Association of Type 2 #Diabetes Mellitus and Glycemic Control With Intracranial Plaque Characteristics in Patients With Acute Ischemic #Stroke

Type 2 diabetes mellitus (T2DM) has shown to be associated with carotid plaque vulnerability. However, the impact of T2DM on intracranial artery atherosclerosis is not well‐understood.

To evaluate the association of diabetes and glycemic control with intracranial atherosclerotic plaque characteristics identified by three‐dimensional contrast enhanced MR vessel wall imaging in patients after acute ischemic stroke.

Study Type

Two hundred and eighty‐eight symptomatic patients with acute ischemic stroke due to intracranial atherosclerotic plaque.

Field Strength/Sequence
T1WI volume isotropic turbo spin‐echo acquisition sequence at 3.0 T.
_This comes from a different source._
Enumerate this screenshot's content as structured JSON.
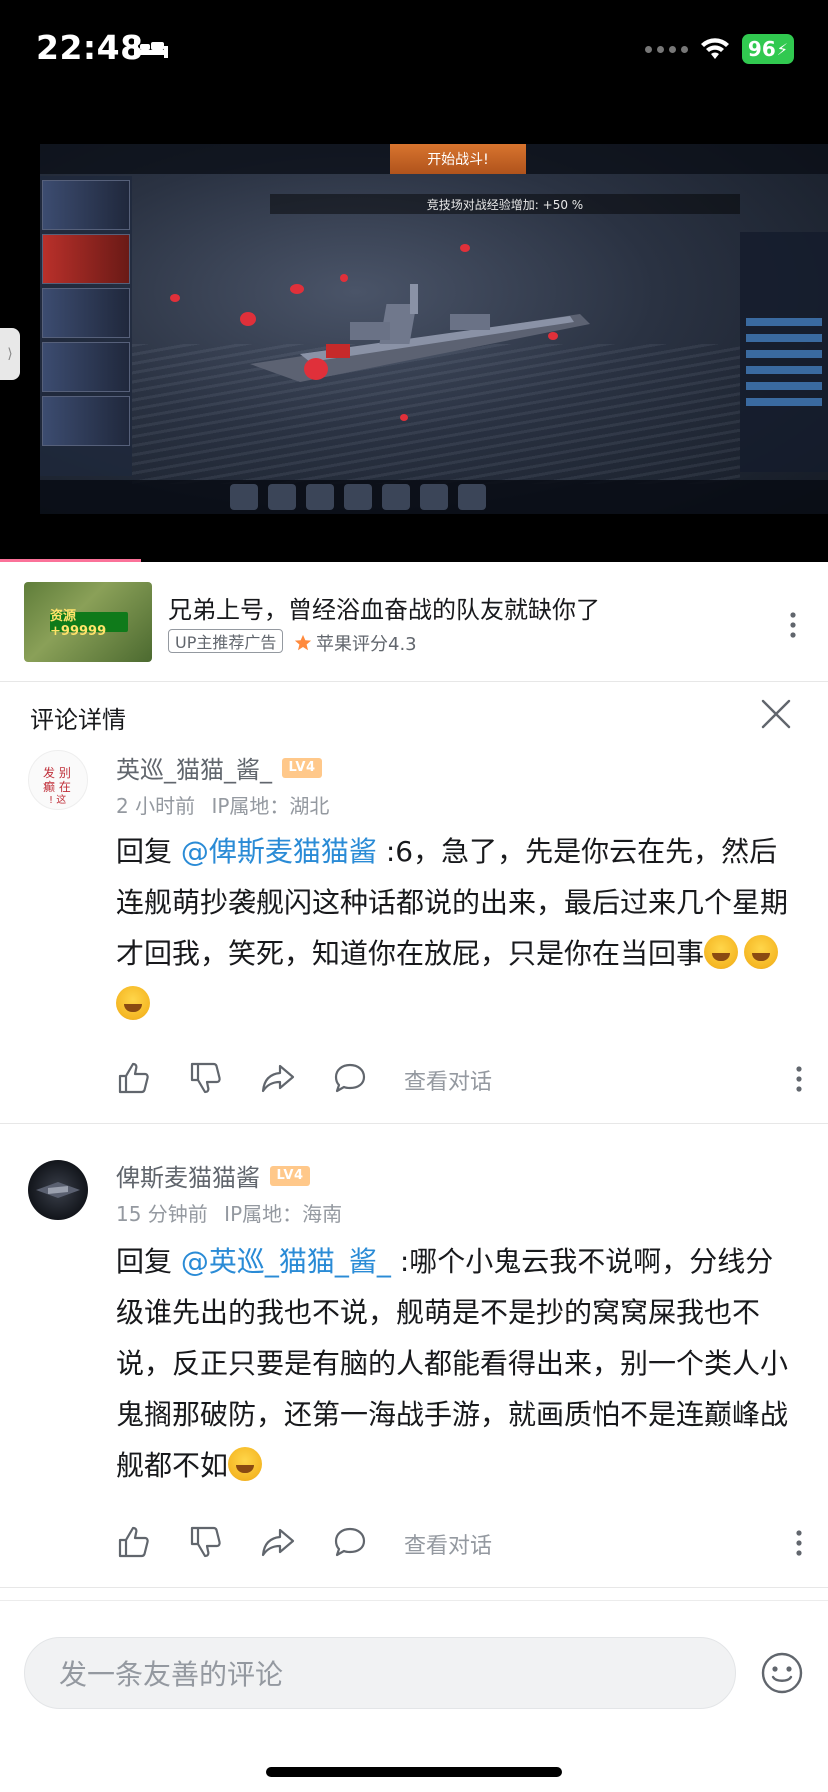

Clinical profiles, blood biomarkers, the number of intracranial plaques, plaque enhanced score, and the features (location, luminal stenotic rate, intraplaque hemorrhage, length, burden, enhancement grade, and ratio) of culprit plaque (defined as the most stenotic lesion ipsilateral to the ischemic event) and nonculprit plaque were analyzed by three radiologists.

Statistical Tests
Analysis of variance (ANOVA), Shapiro–Wilk normality test, Levene’s test, ANOVA with Bonferroni post‐hoc test, Kruskal Wallis H test with subsequent pairwise comparisons, chi‐square with Bonferroni post‐hoc test, generalized linear regression, Pearson correlation test, Kendall’s W and intra‐class correlation coefficient.

Two hundred and twenty‐five participants (age 60 ± 10 years, 58.7% male) with 958 intracranial plaques were included. More intracranial plaques were found in the T2DM group than the non‐T2DM group (4.80 ± 2.22 vs. 3.60 ± 1.78, P < 0.05). Patients with poorly‐controlled T2DM exhibited higher culprit plaque enhancement ratio than patients with well‐controlled T2DM and non‐T2DM (2.32 ± 0.61 vs. 1.60 ± 0.62 and 1.39 ± 0.39; respectively, P < 0.05). After adjusting for other clinical variables, T2DM was independently associated with increased intracranial plaque number (β = 0.269, P < 0.05), and HbA1c level was independently associated with culprit plaque enhancement ratio (β = 0.641, P < 0.05) in multivariate analysis.

Data Conclusion
T2DM is associated with an increased intracranial plaque number. Higher HbA1c is associated with stronger plaque enhancement. 3D contrast enhanced MR vessel wall imaging may help better understand the association of T2DM and glycemic control with intracranial plaque.